API Gateway vs. Load Balancer
API gateways also handle all of the interpretations and protocols that occur between various pieces of software. An API gateway, for example, connects micro-services, whereas load balancers redirect multiple instances of the same micro-service element as it scales out.
Most backend APIs are exposed via load balancers, whether they are exposed to the public or an internal audience. It appears that API gateways provide the same function: mapping HTTP queries to a backend service. What’s the difference between them? How well does API Gateway do at balancing loads? Who’s got the best one for server-less architectures?
Microservice-based architectures make it easy for developers to use services required for their client application areas by exposing a single endpoint to those apps. When it comes to applications and microservices, the API gateway is a connecting point.
What are load balancers are used for?
To smooth and balance demand across a group of resources is one of the critical goals of using an ALB.
Load balancers have traditionally been employed to distribute calls in a horizontally scaled infrastructure group, where services are duplicated across thousands of servers.
They also serve to decouple clients from services, which is a good approach from cloud security alliance.
Load balancing the API Gateway’s
The API gateway’s accessibility is critical to the application’s accessibility. There must be a load balancer for the API gateway that can adapt to changes in microservices, such as versioning and dynamic scaling. Additionally, the API gateway should have separate access controls for direct and indirect customers in addition to ensuring secure transportation and verification of data in transit.

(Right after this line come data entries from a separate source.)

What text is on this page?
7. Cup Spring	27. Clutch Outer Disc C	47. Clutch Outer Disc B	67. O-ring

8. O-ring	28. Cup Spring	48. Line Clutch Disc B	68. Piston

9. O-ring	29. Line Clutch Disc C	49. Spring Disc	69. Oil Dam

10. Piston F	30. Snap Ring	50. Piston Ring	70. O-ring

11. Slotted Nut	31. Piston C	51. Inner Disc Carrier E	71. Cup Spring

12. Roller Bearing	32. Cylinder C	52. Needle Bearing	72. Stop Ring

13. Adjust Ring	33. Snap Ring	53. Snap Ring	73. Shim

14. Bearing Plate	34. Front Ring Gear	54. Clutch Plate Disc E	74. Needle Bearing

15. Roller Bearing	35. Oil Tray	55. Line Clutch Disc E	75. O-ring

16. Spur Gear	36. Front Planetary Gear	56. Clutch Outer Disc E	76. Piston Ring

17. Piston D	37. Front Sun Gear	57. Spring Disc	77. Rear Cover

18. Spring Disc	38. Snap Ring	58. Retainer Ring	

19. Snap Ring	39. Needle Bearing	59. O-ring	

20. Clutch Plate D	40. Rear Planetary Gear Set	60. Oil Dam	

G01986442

Aside from that, the API gateway must be protected from DDoS.
API response time directly impacts the end-user experience, so it’s essential to have a monitoring tool that can also provide complete API transaction logs.
How does API Gateway scale in response to load?

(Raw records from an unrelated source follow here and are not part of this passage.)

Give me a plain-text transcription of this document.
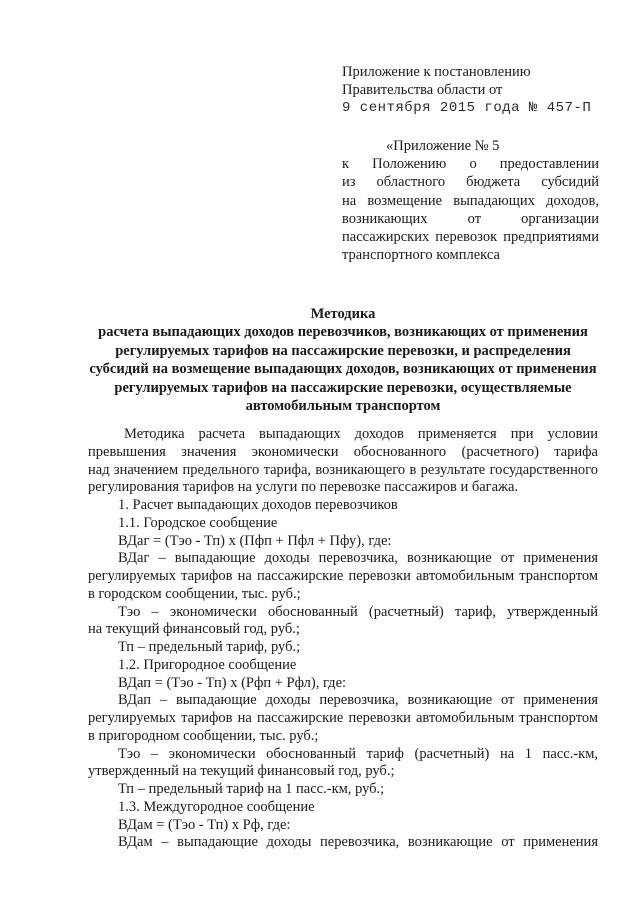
Приложение к постановлению
Правительства области от
9 сентября 2015 года № 457-П
«Приложение № 5
к Положению о предоставлении
из областного бюджета субсидий
на возмещение выпадающих доходов,
возникающих от организации
пассажирских перевозок предприятиями
транспортного комплекса
Методика
расчета выпадающих доходов перевозчиков, возникающих от применения
регулируемых тарифов на пассажирские перевозки, и распределения
субсидий на возмещение выпадающих доходов, возникающих от применения
регулируемых тарифов на пассажирские перевозки, осуществляемые
автомобильным транспортом
Методика расчета выпадающих доходов применяется при условии
превышения значения экономически обоснованного (расчетного) тарифа
над значением предельного тарифа, возникающего в результате государственного
регулирования тарифов на услуги по перевозке пассажиров и багажа.
1. Расчет выпадающих доходов перевозчиков
1.1. Городское сообщение
ВДаг = (Тэо - Тп) х (Пфп + Пфл + Пфу), где:
ВДаг – выпадающие доходы перевозчика, возникающие от применения
регулируемых тарифов на пассажирские перевозки автомобильным транспортом
в городском сообщении, тыс. руб.;
Тэо – экономически обоснованный (расчетный) тариф, утвержденный
на текущий финансовый год, руб.;
Тп – предельный тариф, руб.;
1.2. Пригородное сообщение
ВДап = (Тэо - Тп) х (Рфп + Рфл), где:
ВДап – выпадающие доходы перевозчика, возникающие от применения
регулируемых тарифов на пассажирские перевозки автомобильным транспортом
в пригородном сообщении, тыс. руб.;
Тэо – экономически обоснованный тариф (расчетный) на 1 пасс.-км,
утвержденный на текущий финансовый год, руб.;
Тп – предельный тариф на 1 пасс.-км, руб.;
1.3. Междугородное сообщение
ВДам = (Тэо - Тп) х Рф, где:
ВДам – выпадающие доходы перевозчика, возникающие от применения
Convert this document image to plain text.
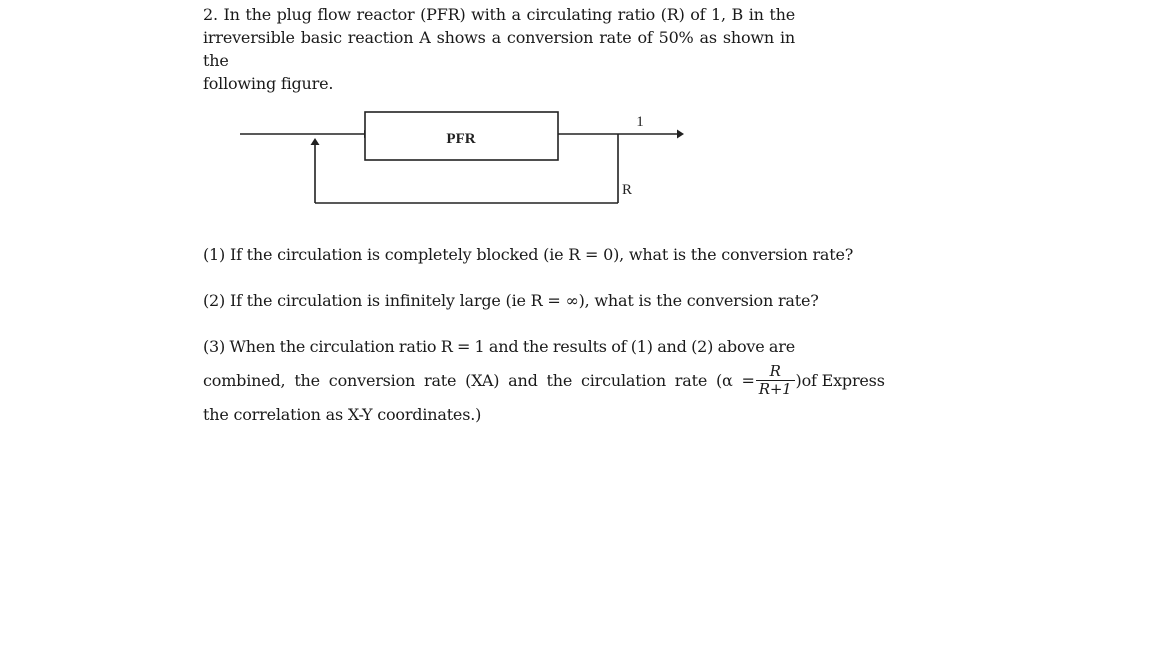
2. In the plug flow reactor (PFR) with a circulating ratio (R) of 1, B in the
irreversible basic reaction A shows a conversion rate of 50% as shown in the
following figure.
PFR
1
R
(1) If the circulation is completely blocked (ie R = 0), what is the conversion rate?
(2) If the circulation is infinitely large (ie R = ∞), what is the conversion rate?
(3) When the circulation ratio R = 1 and the results of (1) and (2) above are
combined, the conversion rate (XA) and the circulation rate $(\alpha = \frac{R}{R+1} )of$ Express
the correlation as X-Y coordinates.)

When used with AWS Lambda, the API gateway smoothly scales the network. According to its default settings, the API Gateway can handle up to 10,000 requests per second. It will scale to meet the demand of requests from API clients, and it will do so automatically.
Developers do not need to worry about configuring scalability criteria for API gateway or Lambda because there are none.
According to their own internal rules, both of their scale. As a result, when large spikes are anticipated, it may be appropriate to seek an increase in service quotas so that AWS doesn’t throttle user requests.
When compared to a load balancer, how does API Gateway perform?
A load balancer can control and balance network traffic, but API Gateway does it differently.
Requests can be directed to specific backend resources based on the destinations being requested instead of being distributed evenly over a group of resources (e.g., a cluster of servers).
API Gateway Vs Load Balancer –Which one is better?
If you do not use the features provided by API Gateway, it is feasible to employ a load balancer rather than an API Gateway. It’s difficult to compare because API Gateway pricing depends on the number of requests, while LB pricing is based on several factors, such as hours, new, and active connections.
A load balancer is more cost-effective for low traffic APIs than a gateway, which is more cost-effective for APIs with high traffic.
The 29-second duration is the API gateway’s main technical limitation. There will be an early error response if the request takes longer than expected to be processed by the backend resource. This number of requests per second is limited, but it can be increased depending on demand. A load balancer can indeed scale to thousands or even millions of requests per second.
A load balancer is better suited to low-cost, non-differentiated applications, long-running processes, or applications requiring ultra-high-throughput because of this. Access control logic and complex security measures make API Gateway a good fit for small teams looking to reduce time-to-market.
Microservice designs, for example, depend heavily on it. There is the possibility of connecting several services to the Gateway and mapping them to specific HTTP endpoint representations. A gateway can route each request to the correct backend service on demand.